Et quand les exclus en bénéficient, nous savons que la qualité des soins s'en ressent, discrètement jusqu'à ce que la confédération nationale des syndicats dentaires (CNSD) déclare que les bénéficiaires de la CMU seraient inscrits sur une liste d'attente...

Autres revenus

Il convient de ne pas perdre de vue que le salaire moyen en France se situe autour de 1800 à 2000 euros nets mensuels. Et qu'il est courant qu'un salarié touche 10 000 à 30 000 euros bruts mensuels. Ne parlons pas des autres...

C'est dire que gérer en équilibre, 417 euros de revenu par mois, dans ce contexte est un numéro de haute voltige. Et que la plupart de nos concitoyens normalement lotis en terme de revenus en sont parfaitement inconscients en terme de réalités concrètes du quotidien à affronter pour survivre et tenter de tenir la tête au-dessus de l'eau.

Réalité de la misère en France

Qui peut savoir ce que veut dire vivre ainsi, sans en avoir, maintenant, de nos jours, la pratique réelle ? On a l'impression que l'imagination et la rationalisation vont bon train...

Faîtes un jeu : définissez un budget mensuel dont le montant total ne dépasse pas 417 euros. Avec chacune de ses catégories, loyer, charges locatives, alimentation, habillement, déplacement, etc. (en ayant bien à l'esprit l'ensemble des charges apparaissant tout au long d'une année) et compte tenu du coût actuel de la vie que vous connaissez bien.
Et décidez, en fonction de votre niveau de vie actuel, dans quoi vous procédez à des coupes claires. Vous serez étonné à quel point il est nécessaire de serrer la ceinture ! Et je crois même que vous ne pouvez pas l'envisager : impensable à appliquer chez vous.
Et pourtant combien de gens, de nos jours, sont passés d'un niveau de vie « normal » à cette terrible situation économique, de force !
Des anciens ont connu ces expériences quand le pays a traversé des périodes difficiles. La différence, c'est que pratiquement tout le monde était concerné par un niveau de vie semblable, alors qu'aujourd'hui la situation est discriminatoire.

Accès à la téléphonie

Venons-en à la téléphonie. C'est un besoin qui n'apparaît plus comme très vital, lorsqu'on s'est livré sérieusement à l'exercice ci-dessus. Pourtant, le coût du maintien d'une ligne téléphonique, même sans consommer de communications reste très élevé. Aux environs de 224 euros par an, soit la moitié d'un pouvoir d'achat mensuel. Simplement pour pouvoir recevoir des appels, sans autre frais, voire en passer à condition d'aligner encore d'autres euros.
Est-il vraiment raisonnable d'ailleurs de garder une ligne téléphonique ? (Est-il raisonnable de garder un véhicule ?). A part l'espoir que ces deux choses puissent contribuer à la sortie de cette ornière.
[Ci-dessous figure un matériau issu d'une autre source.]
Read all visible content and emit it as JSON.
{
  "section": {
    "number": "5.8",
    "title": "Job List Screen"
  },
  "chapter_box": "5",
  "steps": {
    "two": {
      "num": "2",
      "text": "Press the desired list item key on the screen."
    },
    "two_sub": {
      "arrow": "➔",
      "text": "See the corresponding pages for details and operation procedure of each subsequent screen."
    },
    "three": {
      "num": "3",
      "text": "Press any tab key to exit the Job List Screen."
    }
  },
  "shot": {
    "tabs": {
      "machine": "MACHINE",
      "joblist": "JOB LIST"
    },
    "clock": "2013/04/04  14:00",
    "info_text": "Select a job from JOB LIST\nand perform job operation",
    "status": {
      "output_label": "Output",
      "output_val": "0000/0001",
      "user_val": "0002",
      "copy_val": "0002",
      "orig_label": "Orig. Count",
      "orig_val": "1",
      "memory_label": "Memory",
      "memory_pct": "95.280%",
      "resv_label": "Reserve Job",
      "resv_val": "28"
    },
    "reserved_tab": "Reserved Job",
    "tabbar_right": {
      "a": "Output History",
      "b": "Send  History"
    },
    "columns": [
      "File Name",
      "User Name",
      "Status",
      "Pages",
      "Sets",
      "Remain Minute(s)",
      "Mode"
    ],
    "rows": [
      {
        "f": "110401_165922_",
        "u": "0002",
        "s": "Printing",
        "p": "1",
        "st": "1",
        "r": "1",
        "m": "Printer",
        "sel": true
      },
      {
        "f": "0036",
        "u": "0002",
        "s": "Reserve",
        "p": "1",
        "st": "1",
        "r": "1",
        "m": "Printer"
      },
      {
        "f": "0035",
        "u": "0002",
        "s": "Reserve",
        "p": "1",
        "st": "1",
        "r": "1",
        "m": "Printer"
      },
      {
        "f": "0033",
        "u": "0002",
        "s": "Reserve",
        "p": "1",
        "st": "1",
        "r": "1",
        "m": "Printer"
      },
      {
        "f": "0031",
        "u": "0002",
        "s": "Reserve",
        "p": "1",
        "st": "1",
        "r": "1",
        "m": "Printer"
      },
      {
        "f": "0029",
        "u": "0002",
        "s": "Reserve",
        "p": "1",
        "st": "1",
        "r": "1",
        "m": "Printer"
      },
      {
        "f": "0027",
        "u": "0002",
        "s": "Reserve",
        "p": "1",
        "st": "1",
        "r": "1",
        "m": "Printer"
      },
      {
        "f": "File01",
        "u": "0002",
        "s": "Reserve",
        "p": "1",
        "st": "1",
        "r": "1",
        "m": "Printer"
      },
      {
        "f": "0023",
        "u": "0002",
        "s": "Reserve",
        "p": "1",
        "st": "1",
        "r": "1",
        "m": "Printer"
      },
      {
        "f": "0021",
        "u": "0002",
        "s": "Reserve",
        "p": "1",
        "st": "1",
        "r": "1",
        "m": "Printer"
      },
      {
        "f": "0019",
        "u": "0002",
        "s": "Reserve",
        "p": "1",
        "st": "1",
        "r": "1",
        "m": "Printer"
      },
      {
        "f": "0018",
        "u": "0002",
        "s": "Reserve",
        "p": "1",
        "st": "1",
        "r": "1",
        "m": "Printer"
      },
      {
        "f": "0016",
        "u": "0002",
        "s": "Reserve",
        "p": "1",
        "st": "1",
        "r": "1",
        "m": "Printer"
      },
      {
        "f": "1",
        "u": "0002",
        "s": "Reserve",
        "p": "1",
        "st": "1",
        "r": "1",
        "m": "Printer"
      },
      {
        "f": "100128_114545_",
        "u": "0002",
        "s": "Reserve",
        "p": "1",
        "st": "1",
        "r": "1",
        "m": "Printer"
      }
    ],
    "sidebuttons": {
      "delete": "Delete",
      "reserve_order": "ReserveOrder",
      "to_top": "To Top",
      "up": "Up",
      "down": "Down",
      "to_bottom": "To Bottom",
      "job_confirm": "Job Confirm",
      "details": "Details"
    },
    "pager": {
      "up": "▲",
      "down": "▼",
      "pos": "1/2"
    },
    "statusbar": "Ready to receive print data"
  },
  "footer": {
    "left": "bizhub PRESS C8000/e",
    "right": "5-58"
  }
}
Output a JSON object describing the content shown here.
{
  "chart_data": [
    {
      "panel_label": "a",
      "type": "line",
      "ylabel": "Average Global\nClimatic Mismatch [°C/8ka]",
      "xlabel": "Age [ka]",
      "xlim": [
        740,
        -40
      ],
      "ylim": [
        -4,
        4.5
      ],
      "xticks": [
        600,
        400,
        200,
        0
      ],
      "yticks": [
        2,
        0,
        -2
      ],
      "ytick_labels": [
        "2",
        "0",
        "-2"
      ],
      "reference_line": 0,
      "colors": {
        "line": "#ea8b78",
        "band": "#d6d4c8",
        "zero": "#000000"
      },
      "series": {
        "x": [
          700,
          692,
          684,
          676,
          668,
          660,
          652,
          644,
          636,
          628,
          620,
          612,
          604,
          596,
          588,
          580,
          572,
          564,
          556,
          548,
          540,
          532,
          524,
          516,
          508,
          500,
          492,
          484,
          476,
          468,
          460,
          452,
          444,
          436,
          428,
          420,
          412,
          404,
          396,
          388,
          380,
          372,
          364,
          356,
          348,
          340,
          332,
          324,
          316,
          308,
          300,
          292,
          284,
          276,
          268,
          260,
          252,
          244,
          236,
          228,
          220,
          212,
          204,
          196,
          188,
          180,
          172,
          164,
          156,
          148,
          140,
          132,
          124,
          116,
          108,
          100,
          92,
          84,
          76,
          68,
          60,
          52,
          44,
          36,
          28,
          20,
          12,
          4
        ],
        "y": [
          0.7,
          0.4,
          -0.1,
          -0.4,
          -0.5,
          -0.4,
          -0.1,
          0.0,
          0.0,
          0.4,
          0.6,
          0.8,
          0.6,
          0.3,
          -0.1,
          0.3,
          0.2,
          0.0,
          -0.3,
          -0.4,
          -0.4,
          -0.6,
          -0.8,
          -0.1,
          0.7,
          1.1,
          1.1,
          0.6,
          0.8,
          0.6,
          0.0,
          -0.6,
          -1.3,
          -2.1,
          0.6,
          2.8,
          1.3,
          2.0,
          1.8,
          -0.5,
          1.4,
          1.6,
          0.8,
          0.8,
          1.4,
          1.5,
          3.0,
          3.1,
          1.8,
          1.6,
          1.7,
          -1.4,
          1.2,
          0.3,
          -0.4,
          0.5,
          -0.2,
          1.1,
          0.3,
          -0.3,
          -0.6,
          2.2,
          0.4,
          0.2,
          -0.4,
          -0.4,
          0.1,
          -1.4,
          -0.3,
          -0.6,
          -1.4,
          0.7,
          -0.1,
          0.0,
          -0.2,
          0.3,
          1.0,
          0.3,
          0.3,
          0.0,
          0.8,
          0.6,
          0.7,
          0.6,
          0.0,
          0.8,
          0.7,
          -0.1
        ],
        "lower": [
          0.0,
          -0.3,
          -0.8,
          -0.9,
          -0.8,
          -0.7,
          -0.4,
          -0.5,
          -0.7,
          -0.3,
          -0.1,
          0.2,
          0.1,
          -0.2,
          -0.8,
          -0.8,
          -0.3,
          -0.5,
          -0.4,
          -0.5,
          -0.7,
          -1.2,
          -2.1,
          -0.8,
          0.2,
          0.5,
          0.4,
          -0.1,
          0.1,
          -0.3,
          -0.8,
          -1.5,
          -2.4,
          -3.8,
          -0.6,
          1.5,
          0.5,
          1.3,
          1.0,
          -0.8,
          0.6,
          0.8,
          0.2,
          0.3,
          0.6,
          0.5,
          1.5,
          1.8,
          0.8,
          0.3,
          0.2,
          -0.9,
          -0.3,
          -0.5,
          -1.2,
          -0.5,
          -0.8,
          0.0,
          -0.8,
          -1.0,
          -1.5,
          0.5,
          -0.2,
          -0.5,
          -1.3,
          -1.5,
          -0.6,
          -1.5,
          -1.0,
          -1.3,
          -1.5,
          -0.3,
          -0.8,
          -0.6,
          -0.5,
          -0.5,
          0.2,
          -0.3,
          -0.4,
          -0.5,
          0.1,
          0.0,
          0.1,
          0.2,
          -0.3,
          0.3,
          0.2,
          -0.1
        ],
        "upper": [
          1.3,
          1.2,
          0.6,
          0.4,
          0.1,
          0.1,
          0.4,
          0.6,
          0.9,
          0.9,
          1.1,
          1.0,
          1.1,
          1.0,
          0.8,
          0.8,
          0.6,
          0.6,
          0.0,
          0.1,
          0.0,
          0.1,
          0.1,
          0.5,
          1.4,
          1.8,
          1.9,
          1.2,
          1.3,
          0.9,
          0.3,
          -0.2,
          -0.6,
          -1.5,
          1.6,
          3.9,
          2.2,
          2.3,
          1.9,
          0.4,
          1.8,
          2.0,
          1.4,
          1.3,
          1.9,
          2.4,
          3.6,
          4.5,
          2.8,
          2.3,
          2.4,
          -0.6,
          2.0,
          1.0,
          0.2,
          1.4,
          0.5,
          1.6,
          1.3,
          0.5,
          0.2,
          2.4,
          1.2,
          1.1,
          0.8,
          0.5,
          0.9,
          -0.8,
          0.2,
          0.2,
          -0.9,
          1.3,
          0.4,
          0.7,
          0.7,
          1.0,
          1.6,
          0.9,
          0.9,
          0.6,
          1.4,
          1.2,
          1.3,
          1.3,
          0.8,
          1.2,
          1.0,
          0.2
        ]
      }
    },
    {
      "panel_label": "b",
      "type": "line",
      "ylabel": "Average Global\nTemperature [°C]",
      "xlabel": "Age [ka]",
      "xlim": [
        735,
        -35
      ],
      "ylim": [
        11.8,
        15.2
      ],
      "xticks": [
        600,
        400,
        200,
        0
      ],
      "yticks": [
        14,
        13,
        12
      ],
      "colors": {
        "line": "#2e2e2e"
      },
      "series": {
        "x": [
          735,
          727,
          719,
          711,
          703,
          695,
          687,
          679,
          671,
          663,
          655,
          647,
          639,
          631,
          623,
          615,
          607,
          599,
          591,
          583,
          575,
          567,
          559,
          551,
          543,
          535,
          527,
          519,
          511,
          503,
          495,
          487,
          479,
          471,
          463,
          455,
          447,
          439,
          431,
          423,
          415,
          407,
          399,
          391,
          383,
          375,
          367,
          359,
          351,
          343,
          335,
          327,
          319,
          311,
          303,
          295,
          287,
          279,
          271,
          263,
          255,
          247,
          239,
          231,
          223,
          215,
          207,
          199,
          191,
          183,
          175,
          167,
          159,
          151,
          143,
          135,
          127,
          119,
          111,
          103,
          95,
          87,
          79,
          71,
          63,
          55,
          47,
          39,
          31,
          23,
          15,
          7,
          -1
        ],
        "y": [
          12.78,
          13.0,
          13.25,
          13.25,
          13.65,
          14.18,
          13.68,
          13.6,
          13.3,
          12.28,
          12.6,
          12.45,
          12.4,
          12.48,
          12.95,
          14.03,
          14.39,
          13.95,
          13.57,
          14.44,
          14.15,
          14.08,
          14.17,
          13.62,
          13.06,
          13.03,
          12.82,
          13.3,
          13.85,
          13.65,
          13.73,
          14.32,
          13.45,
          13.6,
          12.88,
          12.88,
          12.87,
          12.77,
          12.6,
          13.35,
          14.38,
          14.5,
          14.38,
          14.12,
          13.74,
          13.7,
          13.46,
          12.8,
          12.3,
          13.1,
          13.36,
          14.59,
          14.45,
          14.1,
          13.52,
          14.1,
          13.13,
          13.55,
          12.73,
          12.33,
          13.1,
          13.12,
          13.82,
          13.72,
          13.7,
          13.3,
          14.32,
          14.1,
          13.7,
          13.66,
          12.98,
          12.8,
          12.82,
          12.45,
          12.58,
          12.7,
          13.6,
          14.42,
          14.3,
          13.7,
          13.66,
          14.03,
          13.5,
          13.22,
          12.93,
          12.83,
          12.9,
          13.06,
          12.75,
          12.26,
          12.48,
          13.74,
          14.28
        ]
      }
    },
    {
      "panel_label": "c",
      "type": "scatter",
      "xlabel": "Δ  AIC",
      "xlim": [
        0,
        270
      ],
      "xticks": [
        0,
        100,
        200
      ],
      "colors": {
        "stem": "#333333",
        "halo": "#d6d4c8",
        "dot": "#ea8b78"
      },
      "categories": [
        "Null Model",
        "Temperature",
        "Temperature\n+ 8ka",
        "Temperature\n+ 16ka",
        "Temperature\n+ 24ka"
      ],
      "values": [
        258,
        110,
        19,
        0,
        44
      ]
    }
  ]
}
Pour arranger le tout, le PDG de France Telecom a le culot d'utiliser les médias pour démontrer par des contre-vérités, qu'en augmentant l'abonnement, la facture des citoyens diminuera ! Il fait aussi silence total sur l'évolution des bénéfices de France Telecom.
Le but, bien entendu est de faire avaler la pilule au grand nombre.
Reste l'abonnement des exclus économiques, d'un montant qui reste non négligeable et à propos duquel nous n'avons pas de nouvelles. Augmentera-t-il ? Qualité du service ?

E-mail pour communiquer

Comparé à ce montant, et dans la mesure où un abonnement téléphonique est incontournable, une communication par courrier électronique (e-mail), via internet, reste la seule solution présentant un coût le plus réduit possible parmi la technologie d'aujourd'hui, y compris le courrier postal.
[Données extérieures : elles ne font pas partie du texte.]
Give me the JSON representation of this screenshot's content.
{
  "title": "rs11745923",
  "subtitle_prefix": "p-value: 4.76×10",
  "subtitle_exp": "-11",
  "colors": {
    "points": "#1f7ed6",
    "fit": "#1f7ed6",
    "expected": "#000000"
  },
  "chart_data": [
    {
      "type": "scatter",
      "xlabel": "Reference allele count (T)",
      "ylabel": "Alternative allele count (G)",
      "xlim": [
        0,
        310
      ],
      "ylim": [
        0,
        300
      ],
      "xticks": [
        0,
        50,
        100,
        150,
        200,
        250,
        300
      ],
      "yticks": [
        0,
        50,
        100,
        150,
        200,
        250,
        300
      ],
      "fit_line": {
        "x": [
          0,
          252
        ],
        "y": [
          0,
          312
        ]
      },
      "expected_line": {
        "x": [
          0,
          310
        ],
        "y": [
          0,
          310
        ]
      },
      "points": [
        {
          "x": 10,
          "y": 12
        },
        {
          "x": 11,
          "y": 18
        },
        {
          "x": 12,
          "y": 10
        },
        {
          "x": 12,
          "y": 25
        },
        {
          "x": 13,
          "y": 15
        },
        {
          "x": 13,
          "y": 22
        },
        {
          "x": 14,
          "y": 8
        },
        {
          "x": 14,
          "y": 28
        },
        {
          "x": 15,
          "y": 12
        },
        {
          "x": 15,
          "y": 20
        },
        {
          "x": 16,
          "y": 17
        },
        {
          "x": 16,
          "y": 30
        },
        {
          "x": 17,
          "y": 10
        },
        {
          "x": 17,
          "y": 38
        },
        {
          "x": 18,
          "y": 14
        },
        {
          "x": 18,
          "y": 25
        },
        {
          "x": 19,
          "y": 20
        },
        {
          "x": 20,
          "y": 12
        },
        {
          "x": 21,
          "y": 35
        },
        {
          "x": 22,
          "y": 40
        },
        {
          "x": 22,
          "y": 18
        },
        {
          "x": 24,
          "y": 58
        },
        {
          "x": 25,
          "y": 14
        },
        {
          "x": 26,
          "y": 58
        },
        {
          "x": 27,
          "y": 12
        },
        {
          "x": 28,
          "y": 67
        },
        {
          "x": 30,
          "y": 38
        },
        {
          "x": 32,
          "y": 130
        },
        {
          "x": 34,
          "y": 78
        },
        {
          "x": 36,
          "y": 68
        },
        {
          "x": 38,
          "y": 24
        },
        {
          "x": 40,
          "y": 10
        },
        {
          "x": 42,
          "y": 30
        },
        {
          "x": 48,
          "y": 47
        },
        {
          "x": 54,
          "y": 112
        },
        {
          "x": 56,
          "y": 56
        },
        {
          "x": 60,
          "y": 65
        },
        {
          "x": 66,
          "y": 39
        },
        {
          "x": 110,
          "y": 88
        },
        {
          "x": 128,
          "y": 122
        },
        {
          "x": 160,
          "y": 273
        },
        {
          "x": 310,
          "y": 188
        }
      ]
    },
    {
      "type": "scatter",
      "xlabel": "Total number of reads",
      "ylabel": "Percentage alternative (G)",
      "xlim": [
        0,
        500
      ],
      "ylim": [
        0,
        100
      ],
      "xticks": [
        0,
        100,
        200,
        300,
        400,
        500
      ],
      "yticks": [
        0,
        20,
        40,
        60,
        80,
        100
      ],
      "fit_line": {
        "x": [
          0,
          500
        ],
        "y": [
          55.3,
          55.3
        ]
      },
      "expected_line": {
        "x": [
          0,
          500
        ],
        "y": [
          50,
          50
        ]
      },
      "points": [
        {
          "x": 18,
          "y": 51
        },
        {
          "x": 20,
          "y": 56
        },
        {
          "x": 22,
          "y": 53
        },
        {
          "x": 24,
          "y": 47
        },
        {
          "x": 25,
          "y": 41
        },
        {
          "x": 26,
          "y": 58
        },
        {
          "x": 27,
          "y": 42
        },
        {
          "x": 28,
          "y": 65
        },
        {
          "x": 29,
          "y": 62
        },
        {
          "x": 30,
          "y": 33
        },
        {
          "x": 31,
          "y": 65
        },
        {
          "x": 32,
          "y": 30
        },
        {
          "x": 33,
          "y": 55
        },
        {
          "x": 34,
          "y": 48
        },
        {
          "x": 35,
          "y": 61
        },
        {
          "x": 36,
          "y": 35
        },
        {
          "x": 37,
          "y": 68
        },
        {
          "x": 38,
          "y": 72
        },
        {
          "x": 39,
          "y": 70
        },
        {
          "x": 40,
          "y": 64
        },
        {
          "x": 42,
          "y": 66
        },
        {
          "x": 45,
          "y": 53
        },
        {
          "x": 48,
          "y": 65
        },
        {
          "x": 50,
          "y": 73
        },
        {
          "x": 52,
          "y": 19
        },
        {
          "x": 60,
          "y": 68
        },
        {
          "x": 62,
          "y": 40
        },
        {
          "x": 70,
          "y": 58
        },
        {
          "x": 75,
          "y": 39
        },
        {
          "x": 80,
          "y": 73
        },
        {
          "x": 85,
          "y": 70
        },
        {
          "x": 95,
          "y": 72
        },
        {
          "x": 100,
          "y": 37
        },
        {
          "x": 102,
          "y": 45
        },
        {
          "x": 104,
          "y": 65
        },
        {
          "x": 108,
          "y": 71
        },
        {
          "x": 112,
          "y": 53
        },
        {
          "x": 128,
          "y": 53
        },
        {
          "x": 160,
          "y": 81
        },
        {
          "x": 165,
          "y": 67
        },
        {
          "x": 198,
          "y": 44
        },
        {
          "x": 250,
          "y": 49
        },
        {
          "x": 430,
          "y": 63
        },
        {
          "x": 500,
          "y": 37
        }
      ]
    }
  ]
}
L'utilisation du courriel permet de rédiger sans frais hors connection, tous ses courriels et autant que l'on veut. Il suffit ensuite de quelques secondes de connection téléphonique, (à l'occasion desquelles il est possible, éventuellement, de faire une navigation internet), pour expédier ces communications.
Certes, l'e-mail est payé deux fois : par l'expéditeur et par le destinataire. On peut le voir comme un partage plus égalitaire de la communication. (Et un double bénéfice pour le prestataire...)
Mais l'e-mail peut être lu par le destinataire au moment où celui-ci le décide.
L'e-mail circule très rapidement. Il peut être rédigé très court ou plus approfondi.
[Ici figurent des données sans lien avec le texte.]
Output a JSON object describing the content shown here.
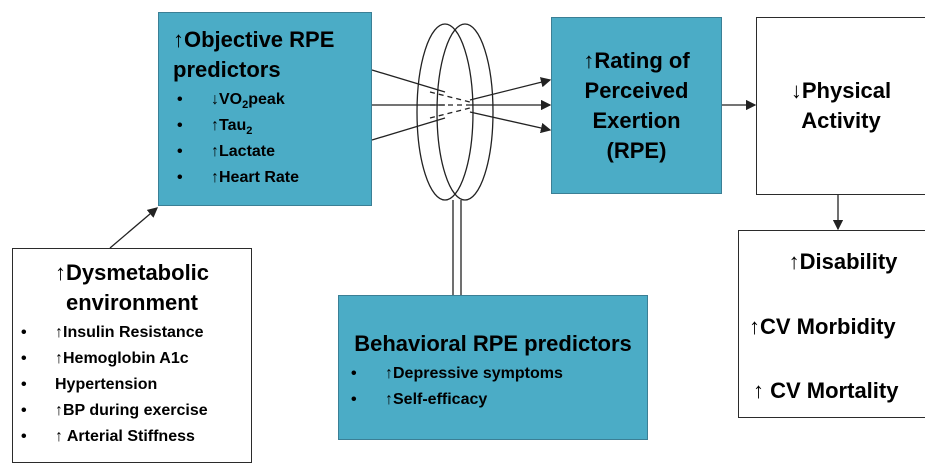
{
  "objective": {
    "title": [
      "↑Objective RPE",
      "predictors"
    ],
    "items": [
      {
        "pre": "↓VO",
        "sub": "2",
        "post": "peak"
      },
      {
        "pre": "↑Tau",
        "sub": "2",
        "post": ""
      },
      {
        "pre": "↑Lactate"
      },
      {
        "pre": "↑Heart Rate"
      }
    ]
  },
  "rating": {
    "title": [
      "↑Rating of",
      "Perceived",
      "Exertion",
      "(RPE)"
    ]
  },
  "activity": {
    "title": [
      "↓Physical",
      "Activity"
    ]
  },
  "outcomes": {
    "items": [
      "↑Disability",
      "↑CV Morbidity",
      "↑ CV Mortality"
    ]
  },
  "dysmetabolic": {
    "title": [
      "↑Dysmetabolic",
      "environment"
    ],
    "items": [
      "↑Insulin Resistance",
      "↑Hemoglobin A1c",
      "Hypertension",
      "↑BP during exercise",
      "↑ Arterial Stiffness"
    ]
  },
  "behavioral": {
    "title": "Behavioral RPE predictors",
    "items": [
      "↑Depressive symptoms",
      "↑Self-efficacy"
    ]
  }
}
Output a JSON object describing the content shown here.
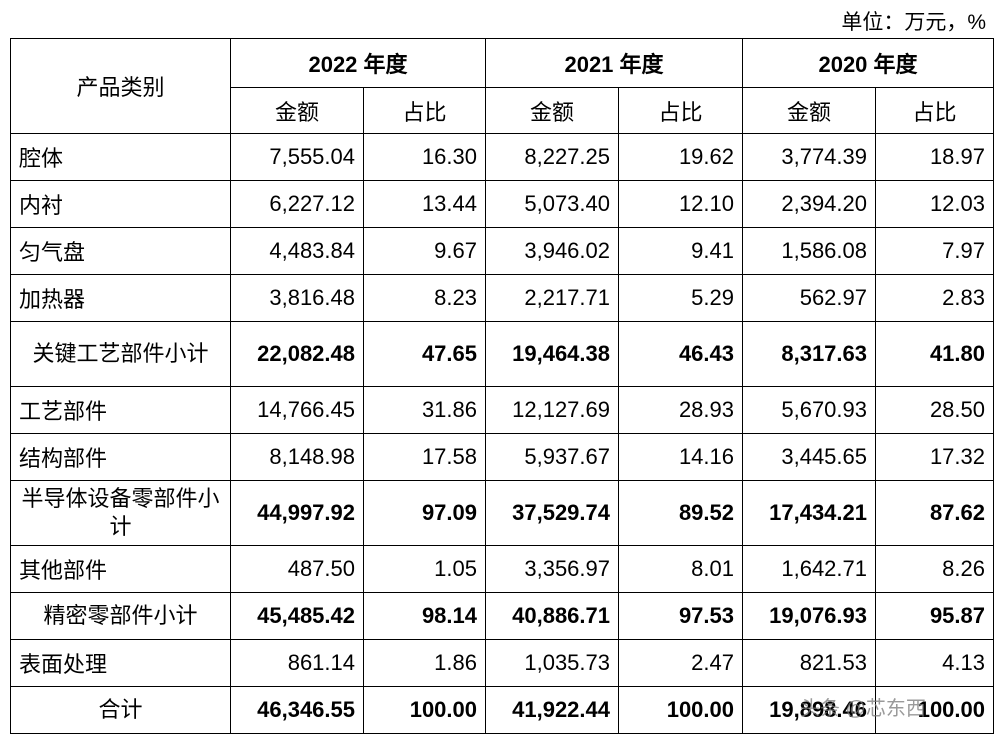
{
  "unit": "单位：万元，%",
  "table": {
    "header": {
      "category": "产品类别",
      "years": [
        "2022 年度",
        "2021 年度",
        "2020 年度"
      ],
      "subheaders": [
        "金额",
        "占比",
        "金额",
        "占比",
        "金额",
        "占比"
      ]
    },
    "rows": [
      {
        "label": "腔体",
        "bold": false,
        "cells": [
          "7,555.04",
          "16.30",
          "8,227.25",
          "19.62",
          "3,774.39",
          "18.97"
        ]
      },
      {
        "label": "内衬",
        "bold": false,
        "cells": [
          "6,227.12",
          "13.44",
          "5,073.40",
          "12.10",
          "2,394.20",
          "12.03"
        ]
      },
      {
        "label": "匀气盘",
        "bold": false,
        "cells": [
          "4,483.84",
          "9.67",
          "3,946.02",
          "9.41",
          "1,586.08",
          "7.97"
        ]
      },
      {
        "label": "加热器",
        "bold": false,
        "cells": [
          "3,816.48",
          "8.23",
          "2,217.71",
          "5.29",
          "562.97",
          "2.83"
        ]
      },
      {
        "label": "关键工艺部件小计",
        "bold": true,
        "cells": [
          "22,082.48",
          "47.65",
          "19,464.38",
          "46.43",
          "8,317.63",
          "41.80"
        ]
      },
      {
        "label": "工艺部件",
        "bold": false,
        "cells": [
          "14,766.45",
          "31.86",
          "12,127.69",
          "28.93",
          "5,670.93",
          "28.50"
        ]
      },
      {
        "label": "结构部件",
        "bold": false,
        "cells": [
          "8,148.98",
          "17.58",
          "5,937.67",
          "14.16",
          "3,445.65",
          "17.32"
        ]
      },
      {
        "label": "半导体设备零部件小计",
        "bold": true,
        "cells": [
          "44,997.92",
          "97.09",
          "37,529.74",
          "89.52",
          "17,434.21",
          "87.62"
        ]
      },
      {
        "label": "其他部件",
        "bold": false,
        "cells": [
          "487.50",
          "1.05",
          "3,356.97",
          "8.01",
          "1,642.71",
          "8.26"
        ]
      },
      {
        "label": "精密零部件小计",
        "bold": true,
        "cells": [
          "45,485.42",
          "98.14",
          "40,886.71",
          "97.53",
          "19,076.93",
          "95.87"
        ]
      },
      {
        "label": "表面处理",
        "bold": false,
        "cells": [
          "861.14",
          "1.86",
          "1,035.73",
          "2.47",
          "821.53",
          "4.13"
        ]
      },
      {
        "label": "合计",
        "bold": true,
        "cells": [
          "46,346.55",
          "100.00",
          "41,922.44",
          "100.00",
          "19,898.46",
          "100.00"
        ]
      }
    ]
  },
  "watermark": "头条 @芯东西"
}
Problèmes téléphonie et problèmes e-mail

Incompréhension

Quelques gros obstacles entravent cependant ces solutions. Ils tiennent essentiellement à l'inconscience ou à la mauvaise volonté, selon les cas, de correspondant(e)s qui ne vivent pas, eux, elles, en dessous du seuil de pauvreté. Et qui ne comprennent pas.
Qui ne comprennent pas la problématique quotidienne pour gérer un budget sous le seuil de pauvreté. Qui ne s'en font pas une idée concrète, précise. Ou pire, qui ne comprennent pas, tout simplement, que des gens dans ce pays, soient délibéremment rejettés de tout emploi, donc de tout revenu, en dépit des textes français et européens sur les droits de l'Homme.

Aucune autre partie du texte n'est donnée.